Miroslav Vitous: Universal Syncopations II (ECM 2013)

Universal Syncopations II

Miroslav Vitous
Universal Syncopations II

Bob Mintzer tenor saxophone, bass clarinet
Gary Campbell soprano and tenor saxophones
Bob Malach tenor saxophone
Randy Brecker trumpet
Daniele di Bonaventura bandoneón
Vesna Vasko-Caceres voice
Gerald Cleaver drums
Adam Nussbaum drums
Miroslav Vitous double-bass
Recorded November 2004-April 2005 at Universal Syncopation Studios (Italy) by Miroslav Vitous
Assistant mixing engineer: Andrea Luciano
Produced by Miroslav Vitous

Bassist-composer Miroslav Vitous dove headlong into Universal Syncopations II after the success of its predecessor, but required a handful of years to see the light of day on disc. Fronting (or is he centering?) a newly fashioned ensemble, Vitous exercises full creative control over the project, interlacing ribbons from his unique library of orchestral and choral samples into an already thick weave of live players.

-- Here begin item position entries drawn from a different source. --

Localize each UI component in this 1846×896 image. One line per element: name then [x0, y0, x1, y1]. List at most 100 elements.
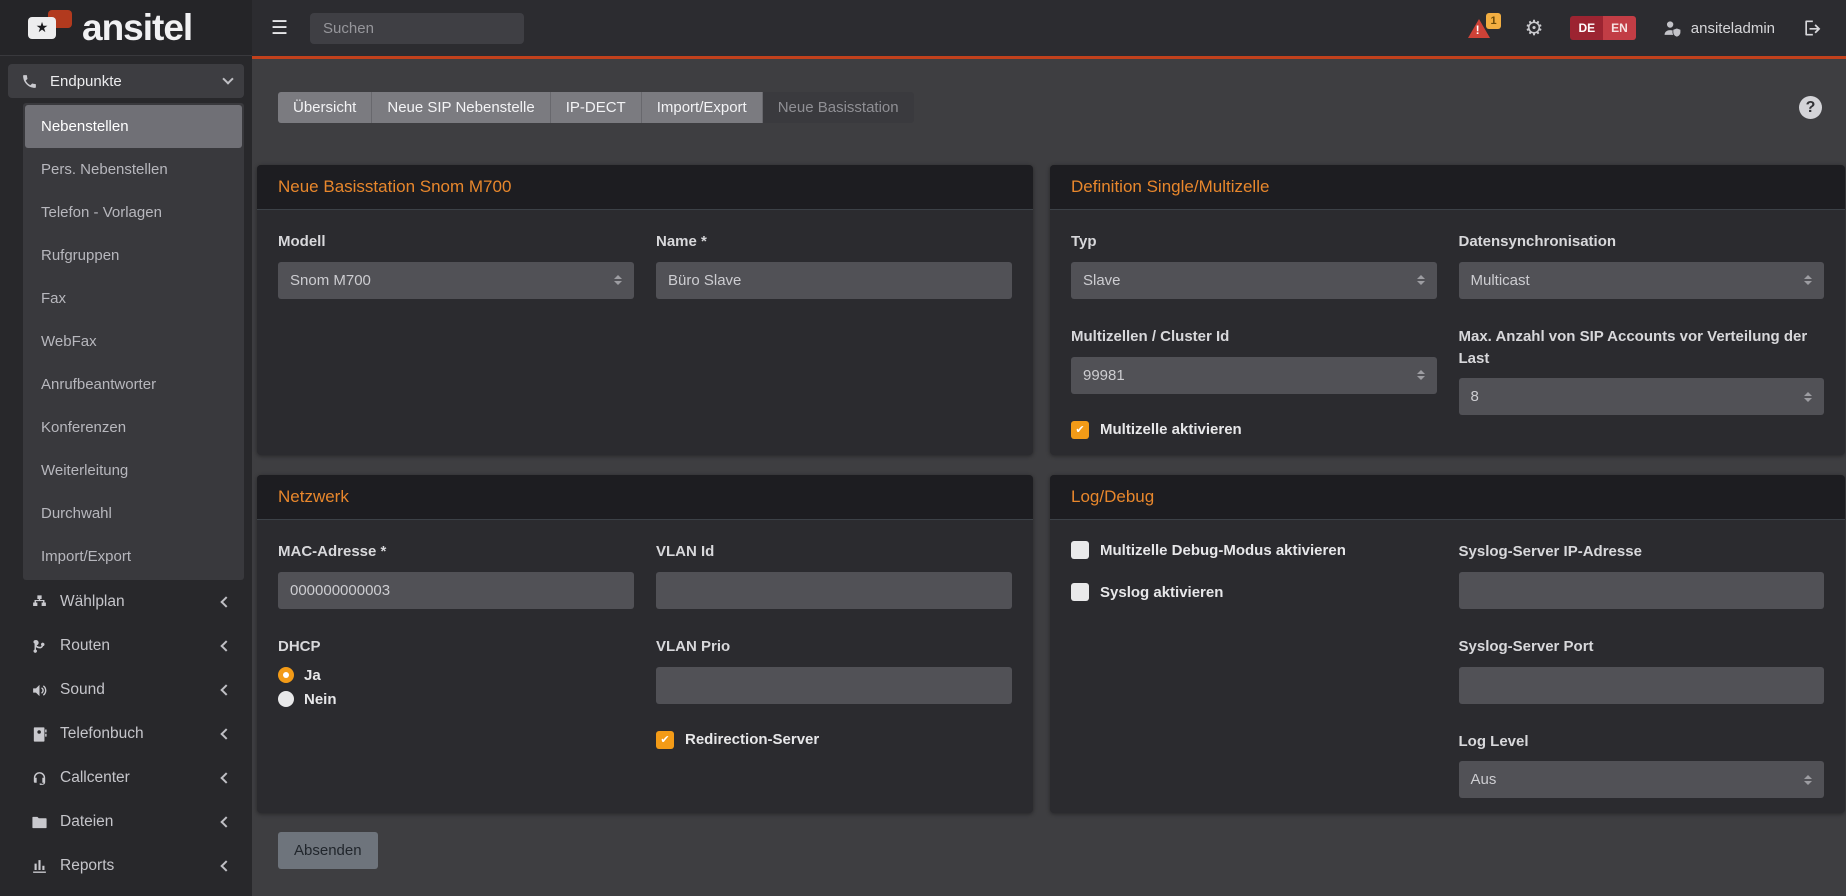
checkbox-checked-icon: [656, 731, 674, 749]
tab-label: IP-DECT: [566, 99, 626, 116]
sidebar-item-rufgruppen[interactable]: Rufgruppen: [25, 234, 242, 277]
field-label: Modell: [278, 231, 634, 253]
syslog-checkbox[interactable]: Syslog aktivieren: [1071, 583, 1437, 601]
checkbox-icon: [1071, 583, 1089, 601]
max-sip-accounts-select[interactable]: 8: [1459, 378, 1825, 415]
checkbox-label: Multizelle aktivieren: [1100, 421, 1242, 438]
field-label: Log Level: [1459, 731, 1825, 753]
tab-neue-sip-nebenstelle[interactable]: Neue SIP Nebenstelle: [372, 92, 550, 123]
tab-label: Neue SIP Nebenstelle: [387, 99, 534, 116]
dhcp-ja-radio[interactable]: Ja: [278, 667, 634, 684]
sidebar-item-label: Pers. Nebenstellen: [41, 161, 168, 178]
route-icon: [30, 638, 49, 655]
log-level-select[interactable]: Aus: [1459, 761, 1825, 798]
alerts-button[interactable]: 1: [1468, 19, 1490, 38]
select-arrows-icon: [614, 275, 622, 285]
field-label: Name *: [656, 231, 1012, 253]
user-shield-icon: [1663, 18, 1682, 39]
panel-header: Neue Basisstation Snom M700: [257, 165, 1033, 210]
panel-body: Multizelle Debug-Modus aktivieren Syslog…: [1050, 520, 1845, 813]
datensynchronisation-select[interactable]: Multicast: [1459, 262, 1825, 299]
mac-adresse-input[interactable]: [278, 572, 634, 609]
headset-icon: [30, 770, 49, 787]
brand-logo-icon: [28, 10, 72, 46]
sidebar-item-endpunkte[interactable]: Endpunkte: [8, 64, 244, 98]
lang-de-button[interactable]: DE: [1570, 16, 1603, 40]
tab-ip-dect[interactable]: IP-DECT: [551, 92, 642, 123]
multizelle-checkbox[interactable]: Multizelle aktivieren: [1071, 421, 1437, 439]
logout-icon[interactable]: [1802, 18, 1822, 38]
name-input[interactable]: [656, 262, 1012, 299]
debug-modus-checkbox[interactable]: Multizelle Debug-Modus aktivieren: [1071, 541, 1437, 559]
sidebar-item-label: Telefon - Vorlagen: [41, 204, 162, 221]
sidebar-item-anrufbeantworter[interactable]: Anrufbeantworter: [25, 363, 242, 406]
search-input[interactable]: [310, 13, 524, 44]
panel-title: Log/Debug: [1071, 487, 1154, 507]
sidebar-item-dateien[interactable]: Dateien: [0, 800, 252, 844]
help-icon[interactable]: [1799, 96, 1822, 119]
folder-icon: [30, 814, 49, 831]
field-label: MAC-Adresse *: [278, 541, 634, 563]
vlan-prio-field: VLAN Prio: [656, 636, 1012, 704]
sidebar-item-waehlplan[interactable]: Wählplan: [0, 580, 252, 624]
typ-select[interactable]: Slave: [1071, 262, 1437, 299]
sidebar-menu: Endpunkte Nebenstellen Pers. Nebenstelle…: [0, 56, 252, 888]
sidebar-item-konferenzen[interactable]: Konferenzen: [25, 406, 242, 449]
panel-body: Typ Slave Multizellen / Cluster Id: [1050, 210, 1845, 455]
sidebar-item-reports[interactable]: Reports: [0, 844, 252, 888]
checkbox-icon: [1071, 541, 1089, 559]
alerts-badge: 1: [1486, 13, 1500, 29]
panel-title: Netzwerk: [278, 487, 349, 507]
dhcp-nein-radio[interactable]: Nein: [278, 691, 634, 708]
sidebar-item-weiterleitung[interactable]: Weiterleitung: [25, 449, 242, 492]
sidebar-item-import-export[interactable]: Import/Export: [25, 535, 242, 578]
sidebar-item-nebenstellen[interactable]: Nebenstellen: [25, 105, 242, 148]
sidebar-item-pers-nebenstellen[interactable]: Pers. Nebenstellen: [25, 148, 242, 191]
vlan-id-field: VLAN Id: [656, 541, 1012, 609]
redirection-server-checkbox[interactable]: Redirection-Server: [656, 731, 1012, 749]
typ-field: Typ Slave: [1071, 231, 1437, 299]
select-value: Snom M700: [290, 272, 371, 289]
sidebar-item-label: Weiterleitung: [41, 462, 128, 479]
sidebar-item-webfax[interactable]: WebFax: [25, 320, 242, 363]
sidebar-item-telefon-vorlagen[interactable]: Telefon - Vorlagen: [25, 191, 242, 234]
username: ansiteladmin: [1691, 20, 1775, 37]
syslog-ip-input[interactable]: [1459, 572, 1825, 609]
sidebar-item-label: Dateien: [60, 813, 113, 831]
sidebar-item-fax[interactable]: Fax: [25, 277, 242, 320]
modell-select[interactable]: Snom M700: [278, 262, 634, 299]
brand[interactable]: ansitel: [0, 0, 252, 56]
field-label: Multizellen / Cluster Id: [1071, 326, 1437, 348]
panel-log-debug: Log/Debug Multizelle Debug-Modus aktivie…: [1050, 475, 1845, 813]
syslog-port-input[interactable]: [1459, 667, 1825, 704]
checkbox-label: Syslog aktivieren: [1100, 584, 1223, 601]
sidebar-item-label: Konferenzen: [41, 419, 126, 436]
sidebar-item-callcenter[interactable]: Callcenter: [0, 756, 252, 800]
chevron-left-icon: [220, 640, 231, 651]
lang-en-button[interactable]: EN: [1603, 16, 1636, 40]
select-arrows-icon: [1804, 392, 1812, 402]
gear-icon[interactable]: [1525, 18, 1544, 39]
submit-button[interactable]: Absenden: [278, 832, 378, 869]
select-value: Slave: [1083, 272, 1121, 289]
sidebar-item-label: Routen: [60, 637, 110, 655]
panel-title: Definition Single/Multizelle: [1071, 177, 1269, 197]
field-label: Typ: [1071, 231, 1437, 253]
sidebar-item-sound[interactable]: Sound: [0, 668, 252, 712]
checkbox-label: Redirection-Server: [685, 731, 819, 748]
address-book-icon: [30, 726, 49, 743]
tab-import-export[interactable]: Import/Export: [642, 92, 763, 123]
vlan-id-input[interactable]: [656, 572, 1012, 609]
sidebar-item-telefonbuch[interactable]: Telefonbuch: [0, 712, 252, 756]
tab-uebersicht[interactable]: Übersicht: [278, 92, 372, 123]
tab-neue-basisstation[interactable]: Neue Basisstation: [763, 92, 914, 123]
vlan-prio-input[interactable]: [656, 667, 1012, 704]
sidebar-item-routen[interactable]: Routen: [0, 624, 252, 668]
cluster-id-select[interactable]: 99981: [1071, 357, 1437, 394]
hamburger-menu-icon[interactable]: [271, 17, 288, 40]
radio-label: Nein: [304, 691, 337, 708]
select-arrows-icon: [1804, 275, 1812, 285]
sitemap-icon: [30, 594, 49, 611]
sidebar-item-durchwahl[interactable]: Durchwahl: [25, 492, 242, 535]
user-menu[interactable]: ansiteladmin: [1663, 18, 1775, 39]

The end effect takes some getting used to in the beginning, if only because it is so innovative and unusual. “Opera” opens with the din of a concert hall crowd that gathers like magnified sunlight into an awakening chant. From this emerges Vitous’s pliant and jovial bassing, which darts through its motivic surroundings like a squirrel from branch to branch. Drummer Adam Nussbaum keeps the core alive alongside hip tenor action from Bob Mintzer, while the muted trumpet of Randy Brecker crowns the mountain like a setting sun. There is chatter and laughter, a true feeling of context in an almost ritualistic tapestry of sounds.This is but the preamble for what the album has in store, and with “Breakthrough” shuffles the musicians a bit for some trend-setting flavor. Echoes of the Doctor Who theme arise in the soprano saxophone of Gary Campbell, who takes the melodic lead but leaves plenty of room for drummer Gerald Cleaver to squeegee the windows with his grist. Vitous, too, is busy, if humbly backgrounded in the denser portions.

Because of the many acoustic interests at play, certain portions of the album are more successful than others. It’s not that the mélange is unviable, but simply that the musicianship is so raw and immediate that the relatively processed interjections of strings, brass, and choir are by and large unnecessary, intriguing though they are. Thus, where such snippets feel extraneous to the crosstalk between Vitous and Campbell’s tenor in “The Prayer,” in “Gmoong” and “Universal Evolution” the combination clicks into place.

What this album may lack in consistency of arrangement it makes up for in spades with the musicianship, especially that of Cleaver. The drummer might as well be the “Solar Giant” to which the same track refers. Whether keeping the pulse through firewalls of horns or walking in the splash-steps of “Mediterranean Love,” he adapts with an intuitive, chameleonic energy, ever the epitome of balance between fore- and background, a direct link to what the album is trying to spiritually express.

“Moment” ends on a quiet storm, Vitous rolling the bass like a coin across a gunslinger’s fingers. Voices speak as if walking and dissolve at the touch of a single timpani hit. In its wake, one may be at odds trying to draw a connection between the two Syncopations. Which is precisely, it seems, the point: change is evolution. Surely, the art of this sequel deepens with each listening experience into something beyond itself, for experience is what it’s all about.